La construction de cette barrière de 210 kilomètres a démarré mercredi sur les chapeaux de roues après l’annonce surprise du ministre polonais de la Défense Mariusz Blaszczak. Depuis, environ 500 mètres de barrière, composée de trois clôtures parallèles de barbelés en fil de rasoir, haute de 2,5 mètres et large de trois mètres, ont été construits près du village de Zerdziny où des camions militaires transportant le matériel se succèdent sur un chemin boueux le long de la frontière.
Perché sur un camion, un soldat enfonce, à l’aide d’un grand marteau, des poteaux en métal dans la terre mouillée par des averses passagères. Le bruit du marteau retentit à des centaines de mètres. Côté russe, une dense forêt de bouleaux ne laisse rien percevoir.
Selon Mariusz Blaszczak, cette construction intervient après «des informations inquiétantes» sur le lancement des vols reliant le Moyen-Orient et l’Afrique du nord avec Kaliningrad, information qui n’a pas pu être confirmée par l’AFP. L’opposition accuse, elle, le ministre de mener un jeu politique et de propagande destiné à faire augmenter la côte des conservateurs au pouvoir en perte de vitesse avant les élections législatives de l’année prochaine.

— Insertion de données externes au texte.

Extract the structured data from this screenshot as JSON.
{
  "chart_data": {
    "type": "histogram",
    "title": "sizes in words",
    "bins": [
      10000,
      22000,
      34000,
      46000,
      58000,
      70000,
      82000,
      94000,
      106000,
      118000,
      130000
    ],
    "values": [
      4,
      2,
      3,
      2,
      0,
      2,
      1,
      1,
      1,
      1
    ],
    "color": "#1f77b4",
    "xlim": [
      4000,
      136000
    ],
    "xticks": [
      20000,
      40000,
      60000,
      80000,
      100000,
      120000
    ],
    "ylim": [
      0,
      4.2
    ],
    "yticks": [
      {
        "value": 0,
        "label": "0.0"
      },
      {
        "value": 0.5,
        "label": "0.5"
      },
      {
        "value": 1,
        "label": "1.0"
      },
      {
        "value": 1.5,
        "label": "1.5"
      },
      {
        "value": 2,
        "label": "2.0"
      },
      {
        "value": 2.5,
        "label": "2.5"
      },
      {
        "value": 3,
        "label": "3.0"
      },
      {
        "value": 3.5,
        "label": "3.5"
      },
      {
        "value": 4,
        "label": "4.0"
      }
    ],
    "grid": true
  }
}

Mariusz Blaszczak a balayé ces propos accusant ses opposants d’adopter «une position pro-russe».
Le régime de Minsk et la Russie orchestraient l'afflux de migrants
La Pologne s’est déjà dotée d’une barrière physique et électronique, haute de 5,5 mètres et longue de 186 kilomètres le long de sa frontière avec le Bélarus, allié de la Russie. Son coût est estimé à 350 millions d’euros.
Depuis l’été 2021, des milliers de migrants et de réfugiés, principalement originaires du Moyen-Orient, ont forcé ou tenté de traverser la frontière avec le Bélarus. Varsovie et l’Occident ont accusé le régime de Minsk d’orchestrer cet afflux avec son allié russe dans le cadre d’une attaque «hybride» destinée à déstabiliser la région et toute UE, accusation rejetée par le régime d’Alexandre Loukachenko.
La nouvelle barrière le long de l’enclave russe de Kaliningrad «est un élément supplémentaire qui nous aidera à protéger notre frontière, qui constitue également la frontière extérieure de l’UE, contre l’immigration illégale», déclare à l’AFP Miroslawa Aleksandrowicz, porte-parole des gardes-frontières de la région de Mazurie. «Dès l’année prochaine, la barrière doit être munie de caméras et de systèmes de détection de mouvement», ajoute-t-elle.
Pour le moment, la situation à la frontière est «stable»
Cette année, seuls 13 personnes ont tenté de rentrer en Pologne depuis Kaliningrad, dont quatre citoyens du Tadjikistan en septembre, selon elle. «On veut nous faire peur mais je pense que c’est exagéré», estime auprès de l’AFP Marzena Raczewicz, assise dans la cuisine de sa maison située à Lenkupie, à quelques kilomètres de Zerdziny et à 500 mètres de la frontière.
«La barrière sera toujours un élément supplémentaire de protection, elle ralentira l’immigration, même s’il ne se passe rien sur cette frontière pour l’instant. Nous vivons ici en toute tranquillité», déclare-t-elle à l’AFP Sa voisine, Joanna Kozlowska, d’une trentaine d’année, confirme: «Ici tout était calme et tranquille et je pense que cela restera comme ça», d’autant plus que les gardes-frontières patrouillent les environs plusieurs fois par jour. «Pour l’instant, seuls les sangliers passent en Pologne depuis Kaliningrad», ajoute-t-elle en riant.
A Zytkiejmy, un autre village de la région, Tadeusz Rydzewski, 72 ans, «soutient la construction de la barrière». «Si Poutine nous menace alors je trouve qu’il est nécessaire de la construire», dit-il à l’AFP.